Curvature, chirality, and polar symmetry in liquid crystals

Charles Frank taught us the relationship between curvature and polarity in liquid crystals. He showed that polar ordering of dipolar molecules, with the polar axis parallel to the nematic director, would lead to spontaneous splay deformation of the otherwise uniaxial nematic state. Likewise, he showed that molecular chirality leads to spontaneous twisting of the director field, resulting in the helicoidal textures of chiral nematics. Augmenting Frank's insight on polarity induced splay with the realization that bend induces polarization perpendicular to the director, led to the concept of curvature induced polarization of liquid crystals, or flexoelectricity. The concepts of chirality induced twist and bend induced polarization became intimately combined in the case of chiral smectic C liquid crystals.
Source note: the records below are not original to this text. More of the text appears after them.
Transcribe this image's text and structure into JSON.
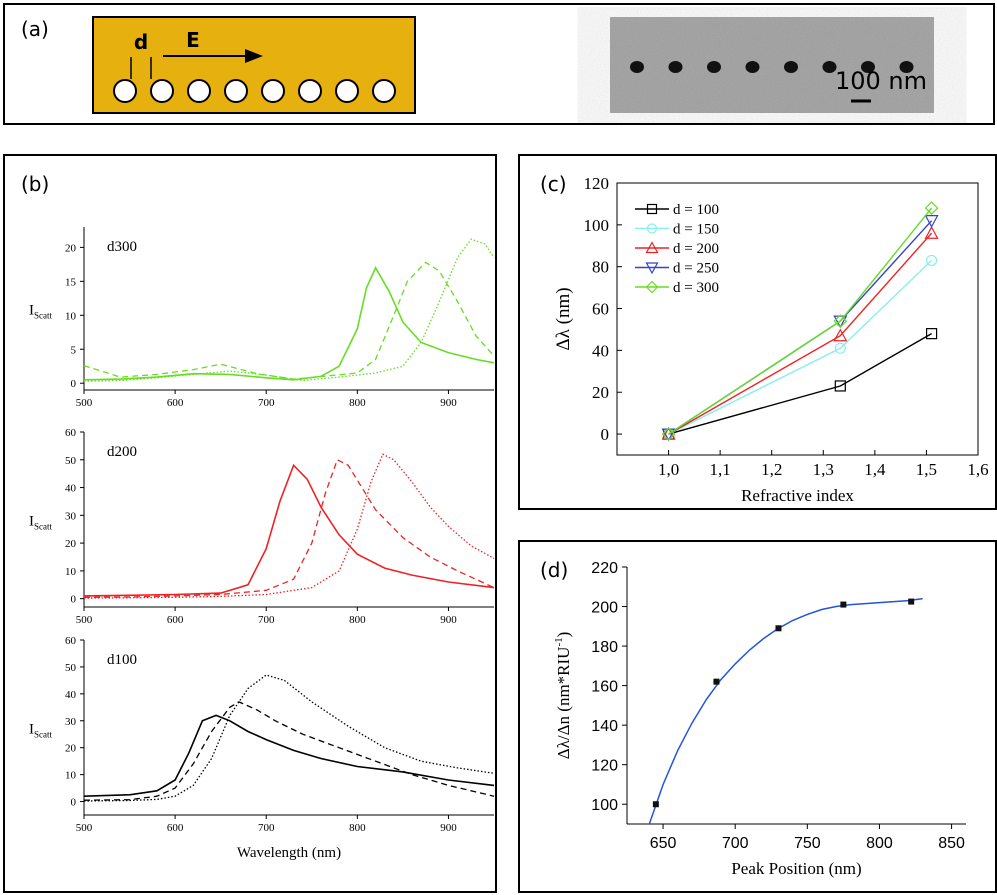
{
  "panel_a": {
    "label": "(a)",
    "d_label": "d",
    "e_label": "E",
    "scalebar_label": "100 nm",
    "colors": {
      "substrate": "#E6B00E",
      "holes": "#FFFFFF"
    }
  },
  "chart_data": [
    {
      "id": "b1",
      "panel_label": "(b)",
      "type": "line",
      "title": "d300",
      "xlabel": "",
      "ylabel_main": "I",
      "ylabel_sub": "Scatt",
      "xlim": [
        500,
        950
      ],
      "ylim": [
        -1,
        23
      ],
      "xticks": [
        500,
        600,
        700,
        800,
        900
      ],
      "yticks": [
        0,
        5,
        10,
        15,
        20
      ],
      "color": "#66DD22",
      "series": [
        {
          "style": "solid",
          "x": [
            500,
            540,
            580,
            620,
            660,
            700,
            730,
            760,
            780,
            800,
            810,
            820,
            835,
            850,
            870,
            900,
            930,
            950
          ],
          "y": [
            0.5,
            0.6,
            0.9,
            1.4,
            1.3,
            0.8,
            0.5,
            1.0,
            2.5,
            8.0,
            14.0,
            17.0,
            13.5,
            9.0,
            6.0,
            4.5,
            3.5,
            3.0
          ]
        },
        {
          "style": "dashed",
          "x": [
            500,
            540,
            580,
            620,
            650,
            690,
            730,
            770,
            800,
            820,
            840,
            855,
            875,
            890,
            910,
            930,
            950
          ],
          "y": [
            2.6,
            0.9,
            1.3,
            2.0,
            2.8,
            1.4,
            0.6,
            1.1,
            1.5,
            3.5,
            10.0,
            15.0,
            17.8,
            16.5,
            12.0,
            7.0,
            4.0
          ]
        },
        {
          "style": "dotted",
          "x": [
            500,
            540,
            580,
            620,
            660,
            700,
            740,
            780,
            820,
            850,
            870,
            890,
            910,
            925,
            940,
            950
          ],
          "y": [
            0.3,
            0.4,
            0.8,
            1.3,
            1.8,
            1.2,
            0.4,
            0.9,
            1.5,
            2.5,
            6.0,
            12.0,
            18.5,
            21.2,
            20.5,
            18.5
          ]
        }
      ]
    },
    {
      "id": "b2",
      "type": "line",
      "title": "d200",
      "xlabel": "",
      "ylabel_main": "I",
      "ylabel_sub": "Scatt",
      "xlim": [
        500,
        950
      ],
      "ylim": [
        -3,
        60
      ],
      "xticks": [
        500,
        600,
        700,
        800,
        900
      ],
      "yticks": [
        0,
        10,
        20,
        30,
        40,
        50,
        60
      ],
      "color": "#EE2222",
      "series": [
        {
          "style": "solid",
          "x": [
            500,
            550,
            600,
            650,
            680,
            700,
            715,
            730,
            745,
            760,
            780,
            800,
            830,
            860,
            900,
            950
          ],
          "y": [
            1.0,
            1.2,
            1.5,
            2.0,
            5.0,
            18.0,
            35.0,
            48.0,
            43.0,
            33.0,
            23.0,
            16.0,
            11.0,
            8.5,
            6.0,
            4.0
          ]
        },
        {
          "style": "dashed",
          "x": [
            500,
            550,
            600,
            650,
            700,
            730,
            750,
            765,
            778,
            790,
            805,
            820,
            850,
            880,
            910,
            950
          ],
          "y": [
            0.5,
            0.6,
            1.0,
            1.5,
            3.0,
            7.0,
            20.0,
            38.0,
            50.0,
            48.0,
            40.0,
            32.0,
            22.0,
            15.0,
            10.0,
            4.0
          ]
        },
        {
          "style": "dotted",
          "x": [
            500,
            550,
            600,
            650,
            700,
            750,
            780,
            800,
            815,
            828,
            840,
            860,
            880,
            900,
            925,
            950
          ],
          "y": [
            0.2,
            0.3,
            0.5,
            0.8,
            1.5,
            4.0,
            10.0,
            25.0,
            42.0,
            52.0,
            50.0,
            42.0,
            33.0,
            26.0,
            19.0,
            14.5
          ]
        }
      ]
    },
    {
      "id": "b3",
      "type": "line",
      "title": "d100",
      "xlabel": "Wavelength (nm)",
      "ylabel_main": "I",
      "ylabel_sub": "Scatt",
      "xlim": [
        500,
        950
      ],
      "ylim": [
        -5,
        60
      ],
      "xticks": [
        500,
        600,
        700,
        800,
        900
      ],
      "yticks": [
        0,
        10,
        20,
        30,
        40,
        50,
        60
      ],
      "color": "#000000",
      "series": [
        {
          "style": "solid",
          "x": [
            500,
            550,
            580,
            600,
            615,
            630,
            645,
            660,
            680,
            700,
            730,
            760,
            800,
            850,
            900,
            950
          ],
          "y": [
            2.0,
            2.5,
            4.0,
            8.0,
            18.0,
            30.0,
            32.0,
            30.0,
            26.0,
            23.0,
            19.0,
            16.0,
            13.0,
            11.0,
            8.0,
            6.0
          ]
        },
        {
          "style": "dashed",
          "x": [
            500,
            550,
            580,
            600,
            620,
            640,
            660,
            670,
            690,
            710,
            740,
            780,
            820,
            860,
            900,
            950
          ],
          "y": [
            0.5,
            0.7,
            2.0,
            5.0,
            14.0,
            26.0,
            35.0,
            37.0,
            34.0,
            30.0,
            25.0,
            20.0,
            15.0,
            10.0,
            6.0,
            2.0
          ]
        },
        {
          "style": "dotted",
          "x": [
            500,
            550,
            580,
            600,
            620,
            640,
            660,
            680,
            700,
            720,
            750,
            790,
            830,
            870,
            910,
            950
          ],
          "y": [
            0.2,
            0.4,
            0.8,
            2.0,
            6.0,
            16.0,
            32.0,
            42.0,
            47.0,
            45.0,
            37.0,
            28.0,
            20.0,
            15.0,
            12.5,
            10.5
          ]
        }
      ]
    },
    {
      "id": "c",
      "panel_label": "(c)",
      "type": "line",
      "title": "",
      "xlabel": "Refractive index",
      "ylabel": "Δλ (nm)",
      "xlim": [
        0.9,
        1.6
      ],
      "ylim": [
        -10,
        120
      ],
      "xticks": [
        "1,0",
        "1,1",
        "1,2",
        "1,3",
        "1,4",
        "1,5",
        "1,6"
      ],
      "xtick_values": [
        1.0,
        1.1,
        1.2,
        1.3,
        1.4,
        1.5,
        1.6
      ],
      "yticks": [
        0,
        20,
        40,
        60,
        80,
        100,
        120
      ],
      "x": [
        1.0,
        1.333,
        1.51
      ],
      "legend_position": "top-left",
      "series": [
        {
          "name": "d = 100",
          "marker": "square",
          "color": "#000000",
          "values": [
            0,
            23,
            48
          ]
        },
        {
          "name": "d = 150",
          "marker": "circle",
          "color": "#88EEEE",
          "values": [
            0,
            41,
            83
          ]
        },
        {
          "name": "d = 200",
          "marker": "triangle-up",
          "color": "#EE2222",
          "values": [
            0,
            47,
            96
          ]
        },
        {
          "name": "d = 250",
          "marker": "triangle-down",
          "color": "#3344CC",
          "values": [
            0,
            54,
            102
          ]
        },
        {
          "name": "d = 300",
          "marker": "diamond",
          "color": "#66DD22",
          "values": [
            0,
            54,
            108
          ]
        }
      ]
    },
    {
      "id": "d",
      "panel_label": "(d)",
      "type": "scatter",
      "title": "",
      "xlabel": "Peak Position (nm)",
      "ylabel": "Δλ/Δn (nm*RIU",
      "ylabel_sup": "-1",
      "ylabel_end": ")",
      "xlim": [
        625,
        860
      ],
      "ylim": [
        90,
        220
      ],
      "xticks": [
        650,
        700,
        750,
        800,
        850
      ],
      "yticks": [
        100,
        120,
        140,
        160,
        180,
        200,
        220
      ],
      "points": {
        "x": [
          645,
          687,
          730,
          775,
          822
        ],
        "y": [
          100,
          162,
          189,
          201,
          202.5
        ]
      },
      "fit": {
        "color": "#2255DD",
        "x": [
          640,
          650,
          660,
          670,
          680,
          690,
          700,
          710,
          720,
          730,
          740,
          750,
          760,
          770,
          780,
          790,
          800,
          810,
          820,
          830
        ],
        "y": [
          89,
          110,
          127,
          141,
          153,
          163,
          171,
          178,
          184,
          189,
          193,
          196,
          198.5,
          200,
          201,
          201.5,
          202,
          202.5,
          203,
          204
        ]
      }
    }
  ]
}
The chirality induced twisting of the molecular tilt direction from layer to layer in the smectic produces a helical state incorporating both spontaneous twist and bend, and therefore inducing polarization in the smectic layers, normal to the molecular tilt direction. Thus, Frank's original insights led eventually to the discovery of ferroelectric liquid crystals. In fact, spontaneous polarization and helical order are independent consequences of molecular chirality in tilted smectics. The fundamental combination of monoclinic local symmetry in the smectic C phase with molecular chirality leads directly to spontaneous polarization, with no requirement of helical twisting. This realization leads to generalizations of ferroelectricity to include anti-ferroelectric and ferri-electric smectics, among the fascinating array of polar liquid crystal phases. The consequences of these concepts in fundamental science, materials development, and applications will be reviewed.